四季折々の植物の話。



仏 mûre / 英 Blackberry

夏の陽射しを浴びて艶やかな黒い実をつけるブラックベリー。こくと酸味のある香りで、フランスの夏の野山を飾る。
フランス語では、mûre / ミュール と呼ばれ、framboise / フランボワーズ(ラズベリー)と同じく木イチゴの仲間。十分に熟した黒々としたフレッシュな果実の摘みたてをほおばると甘酸っぱい美味しさが口いっぱいにひろがる。

アメリカ中部が原産で、5月〜6月に白い花をさかせる。その後つけた実を収穫する。ラズベリーより肉厚で張りがあり、果実の中心には芯がある。バラ科の落葉半つるで、茎には刺がある。野生としても育ちやすく、フランスでは家庭菜園でもよく栽培されている。

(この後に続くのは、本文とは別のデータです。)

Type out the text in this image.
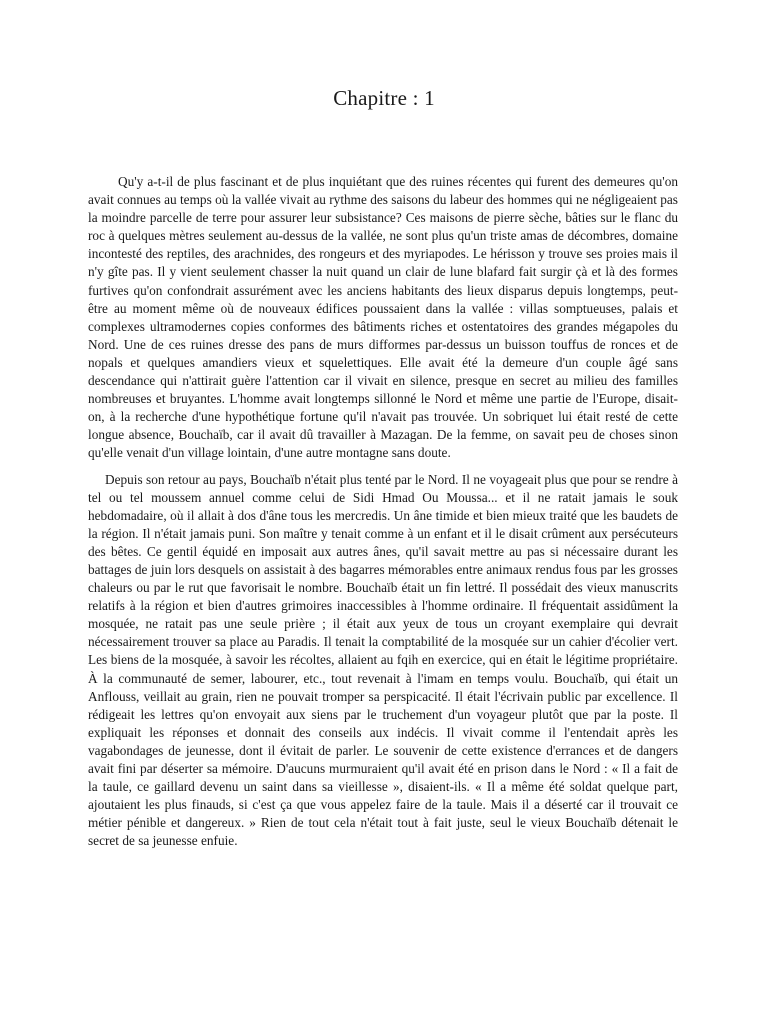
Chapitre : 1

Qu'y a-t-il de plus fascinant et de plus inquiétant que des ruines récentes qui furent des demeures qu'on avait connues au temps où la vallée vivait au rythme des saisons du labeur des hommes qui ne négligeaient pas la moindre parcelle de terre pour assurer leur subsistance? Ces maisons de pierre sèche, bâties sur le flanc du roc à quelques mètres seulement au-dessus de la vallée, ne sont plus qu'un triste amas de décombres, domaine incontesté des reptiles, des arachnides, des rongeurs et des myriapodes. Le hérisson y trouve ses proies mais il n'y gîte pas. Il y vient seulement chasser la nuit quand un clair de lune blafard fait surgir çà et là des formes furtives qu'on confondrait assurément avec les anciens habitants des lieux disparus depuis longtemps, peut-être au moment même où de nouveaux édifices poussaient dans la vallée : villas somptueuses, palais et complexes ultramodernes copies conformes des bâtiments riches et ostentatoires des grandes mégapoles du Nord. Une de ces ruines dresse des pans de murs difformes par-dessus un buisson touffus de ronces et de nopals et quelques amandiers vieux et squelettiques. Elle avait été la demeure d'un couple âgé sans descendance qui n'attirait guère l'attention car il vivait en silence, presque en secret au milieu des familles nombreuses et bruyantes. L'homme avait longtemps sillonné le Nord et même une partie de l'Europe, disait-on, à la recherche d'une hypothétique fortune qu'il n'avait pas trouvée. Un sobriquet lui était resté de cette longue absence, Bouchaïb, car il avait dû travailler à Mazagan. De la femme, on savait peu de choses sinon qu'elle venait d'un village lointain, d'une autre montagne sans doute.

Depuis son retour au pays, Bouchaïb n'était plus tenté par le Nord. Il ne voyageait plus que pour se rendre à tel ou tel moussem annuel comme celui de Sidi Hmad Ou Moussa... et il ne ratait jamais le souk hebdomadaire, où il allait à dos d'âne tous les mercredis. Un âne timide et bien mieux traité que les baudets de la région. Il n'était jamais puni. Son maître y tenait comme à un enfant et il le disait crûment aux persécuteurs des bêtes. Ce gentil équidé en imposait aux autres ânes, qu'il savait mettre au pas si nécessaire durant les battages de juin lors desquels on assistait à des bagarres mémorables entre animaux rendus fous par les grosses chaleurs ou par le rut que favorisait le nombre. Bouchaïb était un fin lettré. Il possédait des vieux manuscrits relatifs à la région et bien d'autres grimoires inaccessibles à l'homme ordinaire. Il fréquentait assidûment la mosquée, ne ratait pas une seule prière ; il était aux yeux de tous un croyant exemplaire qui devrait nécessairement trouver sa place au Paradis. Il tenait la comptabilité de la mosquée sur un cahier d'écolier vert. Les biens de la mosquée, à savoir les récoltes, allaient au fqih en exercice, qui en était le légitime propriétaire. À la communauté de semer, labourer, etc., tout revenait à l'imam en temps voulu. Bouchaïb, qui était un Anflouss, veillait au grain, rien ne pouvait tromper sa perspicacité. Il était l'écrivain public par excellence. Il rédigeait les lettres qu'on envoyait aux siens par le truchement d'un voyageur plutôt que par la poste. Il expliquait les réponses et donnait des conseils aux indécis. Il vivait comme il l'entendait après les vagabondages de jeunesse, dont il évitait de parler. Le souvenir de cette existence d'errances et de dangers avait fini par déserter sa mémoire. D'aucuns murmuraient qu'il avait été en prison dans le Nord : « Il a fait de la taule, ce gaillard devenu un saint dans sa vieillesse », disaient-ils. « Il a même été soldat quelque part, ajoutaient les plus finauds, si c'est ça que vous appelez faire de la taule. Mais il a déserté car il trouvait ce métier pénible et dangereux. » Rien de tout cela n'était tout à fait juste, seul le vieux Bouchaïb détenait le secret de sa jeunesse enfuie.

主に食用として用いられ、ジュース、コンフィチュール、製菓等に使用し、ポリフェノールやビタミンEなどの含有量が多いため、薬効も期待される。また食物繊維も豊富。幼少期、晩夏から初秋に森を散策しながら野生のブラックベリーをつまんだ記憶、コンフィチュールやパイの味などが想い出となっている欧米人も多い。

香りは、レッドベリー、カシス系に、ややムスク調、ウッディー調が香る。ラズベリーとよく比較されるが、より濃厚。
果実から精油は採取されないため、香料会社がムスクノートやフルーティーノートなどを調合し、再現され、食品の香りづけなどにも用いられている。

L'Artisan Parfumeur / ラルチザンパフューマー のアイコン的ロングセラー、Mûre et Musc / ミュール エ ムスク(1978年)は、ミュールのイメージを全面に登場させた香水として発売以来ファンが多い。実がなる秋の森をイメージしたムスクとのマリアージュが当時意外な組み合わせで話題をさらった。トップはレモンやマンダリンなどの柑橘ノートに、バジルのアロマティックノート、ミドルは、ミュールの優しい酸味とわずかな甘さが軽やかに香る。ラストはムスクにオークモスでしめくくられる。ミュールのフルーティーな甘さ、さらにそこに隠れるムスクのトーンが、パウダリーノートをひきつれて、ムスクやオークモスと調和する、クールかつクラシカルな印象。その後1994年に発表されたMûre et Musc Extreme ミュール エ ムスクエクストレームは、よりミュールやカシスなどのベリーらしい、酸味やフルーティーノートがトップから感じられ、よりグルマンかつ濃厚な香り。

Jo Malone の Blackberry&Bay / ブラックベリー&ベイ (2012年)は、子どもの頃、手を深紅に染めながら夢中になってほおばったブラックベリーの無垢な香りの記憶を表現した。コクと酸味のあるブラックベリーとグレープフルーツがはじけるようなトップから、フレッシュでハーバルな生のベイ/月桂樹が香り、さらにブラックカラントの蕾、シダーやベチバーなどが森や野道を思わせる、ナチュラルで軽やかなタッチのコロン。グラース出身の調香師FABRICE PELLEGRIN/ファブリス・ペレグリンは、イギリスの田舎道を歩いている際にインスピレーションを受け、幼少期のイノセントさを思い出させてくれるようなエモーショナルな香りに仕上げた。

子どもの頃の楽しかった想い出を蘇える野生の実の香り。自然の恵みには、忘れかけていた感情の記憶が潜んでいる。